One high-profile prisoner may be out of the prison camp at Guantánamo Bay. Australian David Hicks agreed late Monday to plead guilty to lending material support to terrorism, and he is expected to be sent back to his native land to serve the remainder of his yet-to-be-determined sentence.
But as Hicks prepares to leave, a new inmate -- accused of helping to plan a deadly 2002 hotel bombing in Kenya -- arrived at the prison on the U.S. naval base on Cuba's southeastern coast, underscoring that the controversial prison for terrorism suspects will not close anytime soon.
Despite mounting pressure to close it from Congress, foreign allies and even senior members of President Bush's Cabinet, the much-criticized detention center appears destined to remain open through the rest of Bush's 22 months in office and beyond.
''I think the strategy of this administration is to just hand it over to the next administration,'' said Joanne Mariner, the director of terrorism and counterterrorism programs at New York-based Human Rights Watch.
While its population is slowly shrinking -- more detainees have left Guantánamo than the roughly 385 who remain -- the facility remains stuck in a legal morass that critics charge is of the White House's own making.
About 80 detainees have been cleared to leave, but the U.S. government has yet to persuade their native countries to take them back under the conditions it wants.
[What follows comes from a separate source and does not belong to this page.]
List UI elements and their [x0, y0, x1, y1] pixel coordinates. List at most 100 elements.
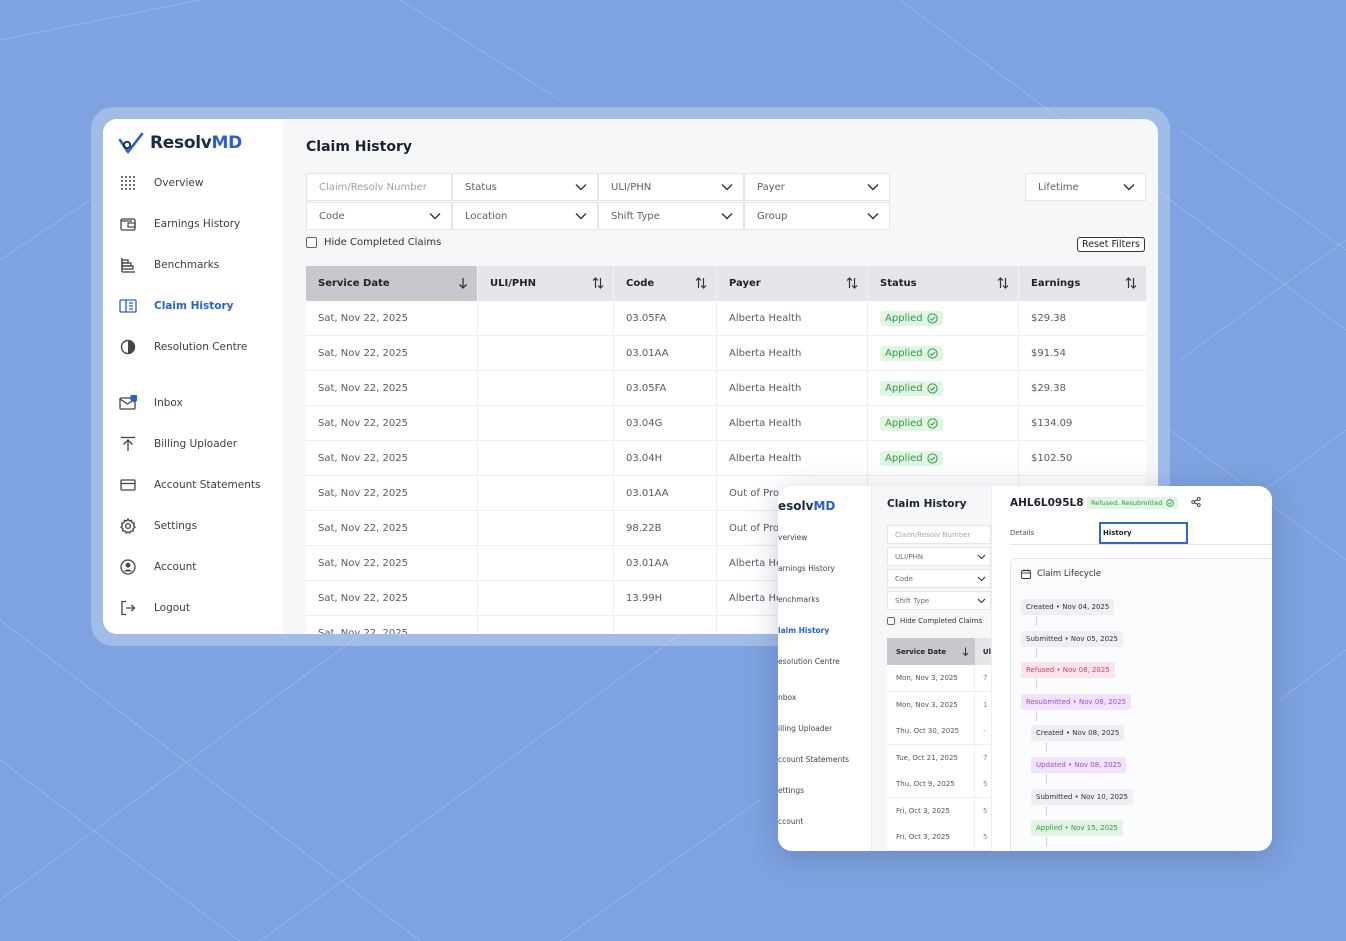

Transferring the prison's population to American soil, as human rights groups advocate, could open the Bush administration's battered detainee policy to new legal challenges.
''The president made clear back in September that he would love to be able to shut it down, but, unfortunately, the circumstances do not presently permit,'' White House spokesman Tony Snow said last week.
The plea offer by Hicks late Monday was a turning point of sorts for the facility, which observed its fifth anniversary in January.
The Australian was the first of 774 men known to have passed through the prison to appear before a military tribunal, which Congress authorized last year after the Supreme Court rejected an earlier White House plan to try terrorism suspects. Hicks was accused of attending al Qaida training camps in Afghanistan, but wasn't charged with engaging in combat against U.S. forces.
Several dozen detainees could face military commissions, although charges have been prepared against only two.
''It could take another several years to get through this,'' Mariner predicted.
Human rights groups were alarmed by the announcement Monday that Abdul Malik, who has been accused of involvement in a bombing in Mombasa, Kenya, that killed 13 people, none of them Americans, had been sent to Guantánamo.
Malik, whom Kenyan authorities apparently picked up in February, is the first terrorism suspect transferred to Guantánamo since September 2004, excluding 14 ''high-value detainees'' whom Bush moved there last year from secret CIA prisons. McClatchy Washington correspondent Renee Schoof contributed to this report.